Midcity at the Crossroads
— Shaw Heritage Trail —
Along this block is the world headquarters of the United House of Prayer for All People. Founded in 1919 in Massachusetts by Charles M. "Sweet Daddy" Grace, the church moved its headquarters to Washington in 1926. Soon after, it purchased a mansion where the church is today. The mansion had housed Frelinghuysen University, a night school headed by noted educator Anna J. Cooper.
Bishop Grace's mass baptisms were legendary. One year he baptized 208 people in front of 15,000 onlookers here on M Street, with water provided by local fire fighters. At the time of the flamboyant, charismatic evangelist's death in 1960, his church claimed three million members in 14 states. Bishop Grace was succeeded by Bishop Walter McCollough, who expanded the church's political influence. Under McCollough, the church purchased and built hundreds of units of affordable housing in Shaw and Southeast, as well as in North Carolina and Connecticut. The church is also known for its Saints Paradise Cafeteria, community service, music and outreach to the poor.

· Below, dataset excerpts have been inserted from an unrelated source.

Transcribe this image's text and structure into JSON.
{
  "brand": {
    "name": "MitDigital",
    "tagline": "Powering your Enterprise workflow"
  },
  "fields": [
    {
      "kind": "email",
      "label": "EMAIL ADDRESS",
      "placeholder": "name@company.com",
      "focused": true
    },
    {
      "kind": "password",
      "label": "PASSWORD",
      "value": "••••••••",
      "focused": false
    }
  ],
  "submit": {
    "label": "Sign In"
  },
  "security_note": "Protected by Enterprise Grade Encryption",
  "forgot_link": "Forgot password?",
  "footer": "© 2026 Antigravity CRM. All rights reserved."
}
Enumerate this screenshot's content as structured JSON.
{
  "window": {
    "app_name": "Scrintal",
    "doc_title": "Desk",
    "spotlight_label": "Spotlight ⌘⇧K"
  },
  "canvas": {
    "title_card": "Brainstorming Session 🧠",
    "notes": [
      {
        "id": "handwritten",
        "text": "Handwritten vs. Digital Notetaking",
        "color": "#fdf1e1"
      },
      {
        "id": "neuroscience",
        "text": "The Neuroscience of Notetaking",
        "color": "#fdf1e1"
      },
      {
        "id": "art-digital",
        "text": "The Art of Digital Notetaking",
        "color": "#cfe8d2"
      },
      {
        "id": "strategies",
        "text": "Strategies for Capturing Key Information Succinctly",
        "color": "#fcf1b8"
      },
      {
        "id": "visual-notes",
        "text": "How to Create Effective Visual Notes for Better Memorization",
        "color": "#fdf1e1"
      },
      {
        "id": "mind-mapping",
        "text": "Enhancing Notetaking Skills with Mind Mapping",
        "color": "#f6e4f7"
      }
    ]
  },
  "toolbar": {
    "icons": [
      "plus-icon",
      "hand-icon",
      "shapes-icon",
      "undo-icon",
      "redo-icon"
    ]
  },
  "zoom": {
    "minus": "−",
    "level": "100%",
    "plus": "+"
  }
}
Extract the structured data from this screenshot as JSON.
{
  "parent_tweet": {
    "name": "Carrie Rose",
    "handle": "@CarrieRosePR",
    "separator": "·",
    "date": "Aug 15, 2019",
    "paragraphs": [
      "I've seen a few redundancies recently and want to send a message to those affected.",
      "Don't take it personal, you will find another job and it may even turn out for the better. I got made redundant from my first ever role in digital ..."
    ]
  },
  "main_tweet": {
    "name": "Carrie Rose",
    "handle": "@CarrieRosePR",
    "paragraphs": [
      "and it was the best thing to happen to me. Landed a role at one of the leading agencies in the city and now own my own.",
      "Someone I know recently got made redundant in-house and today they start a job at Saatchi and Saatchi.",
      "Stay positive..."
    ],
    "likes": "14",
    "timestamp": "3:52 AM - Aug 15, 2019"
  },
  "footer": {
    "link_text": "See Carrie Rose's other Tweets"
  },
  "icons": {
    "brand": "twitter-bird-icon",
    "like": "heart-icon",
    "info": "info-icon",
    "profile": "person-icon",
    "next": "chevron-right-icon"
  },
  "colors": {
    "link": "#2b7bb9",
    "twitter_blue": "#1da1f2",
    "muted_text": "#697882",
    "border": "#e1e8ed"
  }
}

Over time nearly two dozen religious congregations have settled in Shaw. Congregations often traded spaces as their numbers grew or shrank, or they followed their membership to the suburbs. Along the trail you will see current and former houses of worship for Islam, A.M.E. Zion, Baptist, Catholic, Christian, Christian Evangelical, Greek Orthodox, Jewish, and other faiths.
Bishop Charles M. "Sweet Daddy" Grace preaches from an open car on M Street, around 1950. (United House of Prayer for All People.)
This Second Empire style mansion was the original church headquarters, 1950. Grace Magazine, left,
distilled the evangelist's message. (United House of Prayer for All People.)
Bishop McCollough, center, leads a groundbreaking for a church expansion. (United House of Prayer for All People.)
The decorated Bishop's House, North Portal Drive, NW, a Christmas season local landmark.(Washingtoniana Division, D.C. Public Library.)
Mourners watch as Bishop Grace's casket is removed from of [sic
]the original United House of Prayer on this block. (Washingtoniana Division, D.C. Public Library.)